Attempts to trace the origins of the ancient and received traditions of liturgical song known variously as “Byzantine chant,” “Byzantine music,” “(ecclesiastical) psalmody,” or “psaltike (techne)” (roughly “(the art of) chanting’ ”) together constitute one facet of broader efforts to chart the historical development the Byzantine rite. Yet the pasts that have been imagined in modern times for the music of Byzantine worship have been far more bitterly contested than those proffered for its texts. This difference is to some degree an inevitable consequence of the relative diversity of received musical traditions. Whereas the texts of the Byzantine rite have been fairly uniform since the appearance in Renaissance Venice of printed Greek service books and the imposition of their Slavonic translations under Patriarch Nikon, the music to which they have been set has ranged from assorted forms of monophonic chant to polyphony, both composed and improvised. Furthermore, each of these traditions has had its modern partisans, whose advocacy has been underpinned not only by their respective cultural norms, but also by historical narratives certifying the authenticity of their own tradition and, usually, granting it some kind of priority over those cultivated by other Eastern Christians.

This presentation will survey major points of contention that have arisen over the past 150 years as authors writing from a variety of vantage points have competed to imagine pasts for Byzantine chant that were, as Yiorgos Anagnostou would say, ‘usable’ within particular ecclesiastical, political or social contexts. Some of these pasts were imagined in such a way as to complement the aspirations of peoples in Eastern Europe and the Middle East seeking to build distinct national cultures upon the ruins of the multi-ethnic Ottoman and Austro-Hungarian Empires. These locally imagined pasts fostered especially virulent debate when colliding with the supranational ideologies of Western Orientalism and Orthodox anti-Westernism, manifestations of which may be seen in competing claims to the musical inheritance of the Late Antique and early medieval Christian oikoumene.

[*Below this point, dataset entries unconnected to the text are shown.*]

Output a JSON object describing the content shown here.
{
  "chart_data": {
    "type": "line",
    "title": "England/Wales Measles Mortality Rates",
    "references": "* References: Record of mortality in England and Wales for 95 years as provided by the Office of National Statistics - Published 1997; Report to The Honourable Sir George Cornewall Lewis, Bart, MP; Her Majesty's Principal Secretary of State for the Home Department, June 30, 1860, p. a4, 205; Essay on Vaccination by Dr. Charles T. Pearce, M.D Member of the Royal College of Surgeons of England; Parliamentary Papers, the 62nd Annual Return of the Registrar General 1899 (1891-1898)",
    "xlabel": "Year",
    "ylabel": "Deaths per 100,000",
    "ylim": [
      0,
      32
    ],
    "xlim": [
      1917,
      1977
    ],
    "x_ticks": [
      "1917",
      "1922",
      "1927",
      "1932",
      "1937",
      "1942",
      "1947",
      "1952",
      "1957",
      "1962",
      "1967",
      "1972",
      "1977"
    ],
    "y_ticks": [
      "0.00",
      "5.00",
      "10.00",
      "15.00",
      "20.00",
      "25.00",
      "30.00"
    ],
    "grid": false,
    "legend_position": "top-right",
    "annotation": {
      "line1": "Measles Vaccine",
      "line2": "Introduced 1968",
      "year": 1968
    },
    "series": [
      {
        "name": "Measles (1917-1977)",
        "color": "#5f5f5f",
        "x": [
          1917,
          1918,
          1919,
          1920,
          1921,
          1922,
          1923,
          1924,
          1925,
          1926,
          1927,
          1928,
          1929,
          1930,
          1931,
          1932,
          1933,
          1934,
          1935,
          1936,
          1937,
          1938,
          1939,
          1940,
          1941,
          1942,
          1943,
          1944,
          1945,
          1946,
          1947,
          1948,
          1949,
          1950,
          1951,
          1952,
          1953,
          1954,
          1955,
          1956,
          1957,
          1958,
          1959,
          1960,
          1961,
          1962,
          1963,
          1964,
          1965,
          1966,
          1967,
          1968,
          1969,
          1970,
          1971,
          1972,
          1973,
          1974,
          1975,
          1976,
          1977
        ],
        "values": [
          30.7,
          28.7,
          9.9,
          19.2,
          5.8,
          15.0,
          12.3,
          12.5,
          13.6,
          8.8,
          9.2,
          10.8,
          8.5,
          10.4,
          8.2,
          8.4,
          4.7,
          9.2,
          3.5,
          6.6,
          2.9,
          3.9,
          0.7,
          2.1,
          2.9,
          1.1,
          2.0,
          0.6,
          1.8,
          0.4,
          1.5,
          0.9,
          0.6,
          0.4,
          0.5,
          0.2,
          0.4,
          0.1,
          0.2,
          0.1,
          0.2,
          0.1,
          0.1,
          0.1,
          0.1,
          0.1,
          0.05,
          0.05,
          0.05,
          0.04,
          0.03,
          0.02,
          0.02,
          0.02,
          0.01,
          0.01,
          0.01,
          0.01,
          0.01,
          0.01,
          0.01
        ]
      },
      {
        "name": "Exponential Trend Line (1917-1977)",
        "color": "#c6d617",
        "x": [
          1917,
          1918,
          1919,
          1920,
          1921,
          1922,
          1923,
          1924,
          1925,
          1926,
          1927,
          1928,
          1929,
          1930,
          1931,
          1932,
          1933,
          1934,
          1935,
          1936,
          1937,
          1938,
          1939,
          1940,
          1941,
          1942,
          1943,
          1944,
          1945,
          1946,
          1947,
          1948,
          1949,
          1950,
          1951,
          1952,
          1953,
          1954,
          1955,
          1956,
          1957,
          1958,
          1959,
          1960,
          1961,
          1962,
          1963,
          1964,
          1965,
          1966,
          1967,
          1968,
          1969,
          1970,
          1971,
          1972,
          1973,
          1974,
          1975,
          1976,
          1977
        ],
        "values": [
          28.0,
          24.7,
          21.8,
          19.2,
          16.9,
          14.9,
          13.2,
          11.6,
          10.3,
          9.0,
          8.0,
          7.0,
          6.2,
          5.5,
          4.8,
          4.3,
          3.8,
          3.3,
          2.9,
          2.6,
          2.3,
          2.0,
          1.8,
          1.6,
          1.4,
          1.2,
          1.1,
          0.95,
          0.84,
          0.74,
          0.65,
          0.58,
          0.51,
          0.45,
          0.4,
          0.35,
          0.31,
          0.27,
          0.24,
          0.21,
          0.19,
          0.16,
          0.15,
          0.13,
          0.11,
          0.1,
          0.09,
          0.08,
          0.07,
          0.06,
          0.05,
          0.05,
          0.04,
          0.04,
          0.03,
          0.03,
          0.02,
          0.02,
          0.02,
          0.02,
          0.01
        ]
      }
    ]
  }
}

Alexander Lingas is a senior lecturer in music at City University London. He received his Ph.D. in historical musicology from the University of British Columbia. His present work embraces not only historical study but also ethnography and performance. He is the founder and Artistic Director of the vocal ensemble Cappella Romana and a Fellow of the University of Oxford’s European Humanities Research Centre. Formerly assistant professor of music history at Arizona State University’s School of Music, Lingas has also served as a lecturer and advisor for the Institute of Orthodox Christian Studies at the University of Cambridge. His awards include Fulbright and Onassis grants for musical studies with cantor Lycourgos Angelopoulos, the British Academy’s Thank-Offering to Britain Fellowship, research leave supported by the Stavros Niarchos Foundation, and the St. Romanos the Melodist medallion of the National Forum for Greek Orthodox Church Musicians (USA). Having contributed articles to The New Grove Dictionary of Music and Musicians, and The Oxford Handbook of Byzantine Studies, Lingas is now completing two monographs: a study of Sunday Matins in the Rite of Hagia Sophia for Ashgate and a historical introduction to Byzantine Chant for Yale University Press.